De Reclamilda para São Sebastião, em 2022

Estátua de São Sebastião em Sant’Agnese in Agone /Foto: Wikimedia

CrôniCaRioca

Rio de Janeiro, 20 de janeiro de 2022

Querido São Sebastião,

Quem escreve é Reclamilda, sua velha e devota amiga que há tempos não aparece. Explico.

Reclamilda Reclusa até já me apelidaram, pois há quase dois anos a pandemia de coronavírus me prende em casa. Ouvi falar que eternos só Deus e a mais-valia, que sacrilégio! Acho que vou pecar: Deus, a mais-valia e a interminável pandemia! Sobrevivendo graças a Ele, à reclusão, às vacinas,  ao senhor, padroeiro da minha Mui Leal e Heróica Cidade de São Sebastião do Rio de Janeiro, é claro, e a São Judas Tadeu, o santo das Causas Impossíveis que deve ser lembrado sempre. Estou presa, mas feliz por ainda poder respirar e pensar. Nem todos tiveram a mesma sorte e espero que os ventos cariocas continuem soprando a meu favor!

Quanto à nossa cidade, São Sebastião, quem dera poder dizer o mesmo. Está tão maltratada, suja, esburacada… Viva e largada. E olha que esse Prefeito esteve aqui antes um monte de vezes, falta de experiência não é, nem de conhecimento, é esperto, sabe tudo. Verdade que o anterior foi péssimo, abaixo da crítica, pavimentou o caminho para esse voltar, ele que não é nenhum Jedi, mas retornou, em vez de espada iluminada, uma caneta nervosa na mão que insiste em mais benesses urbanísticas… e ainda aumentou o IPTU, não bastando os aumentos astronômicos feitos pelo anterior, que é o lado negro da Força personificado!

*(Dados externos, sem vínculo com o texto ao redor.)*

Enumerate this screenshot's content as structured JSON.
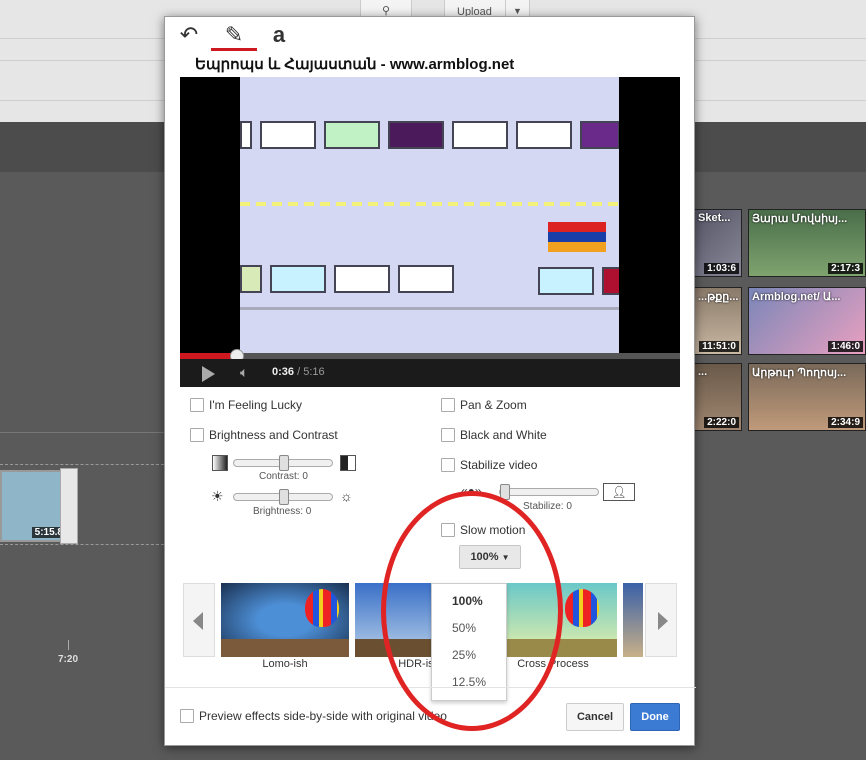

Pois é, São Tião, perdoe a intimidade, mas a turma só pensa em dinheiro, vende gabarito, terrenos, o que tiver, o etéreo a transformar em concreto. Tudo para arrecadar. Se ao menos a cidade estivesse boa, segura, limpa, bonita, ajardinada…

O quê?

Juro, meu Santo, não é reclamação, nem pessimismo, nem visão negativa, é só a realidade, palavra!

Sei que no seu tempo as coisas eram difíceis, ninguém podia reclamar, discordar, era logo jogado aos leões, ou cravavam muitas flechas no pobre coitado, o senhor que o diga. Pois saiba que quase dois mil anos depois ainda há muito sofrimento mundo afora, os homens adoram se matar, só pode ser. Flechas não temos por aqui, mas balas perdidas e achadas, bombas, mísseis…

Por que estou reclusa?

Ah! Sim, perdoe-me pelo devaneio, pelo jeito a tal Covid não chegou aí no Céu ou o senhor anda distraído, não tem olhado muito aqui para baixo…

Hã?

Perdão, de novo, malcriação e desrespeito de jeito nenhum, São Sebá, escapuliu… É que estou cansada. Na sua infinita santidade, há de me compreender. Explico.

Quando parecia que as coisas iam melhorar, veio o Ano Novo, fogos liberados na praia (aquela caneta, sabe?), muitos beijos e abraços para saudar 2022, e a tal da Ômicron que grassava por aí estava só esperando as festas, e fez a festa! A coisa “tá feia”. Não digo que “tá preta” – como se dizia antigamente sem ninguém reclamar (e depois eu que sou a Reclamilda!)  para não ser crucificada de cabeça para baixo igual a São Pedro, não se pode dizer mais nada, meu santo, brincar, fazer piada, nada…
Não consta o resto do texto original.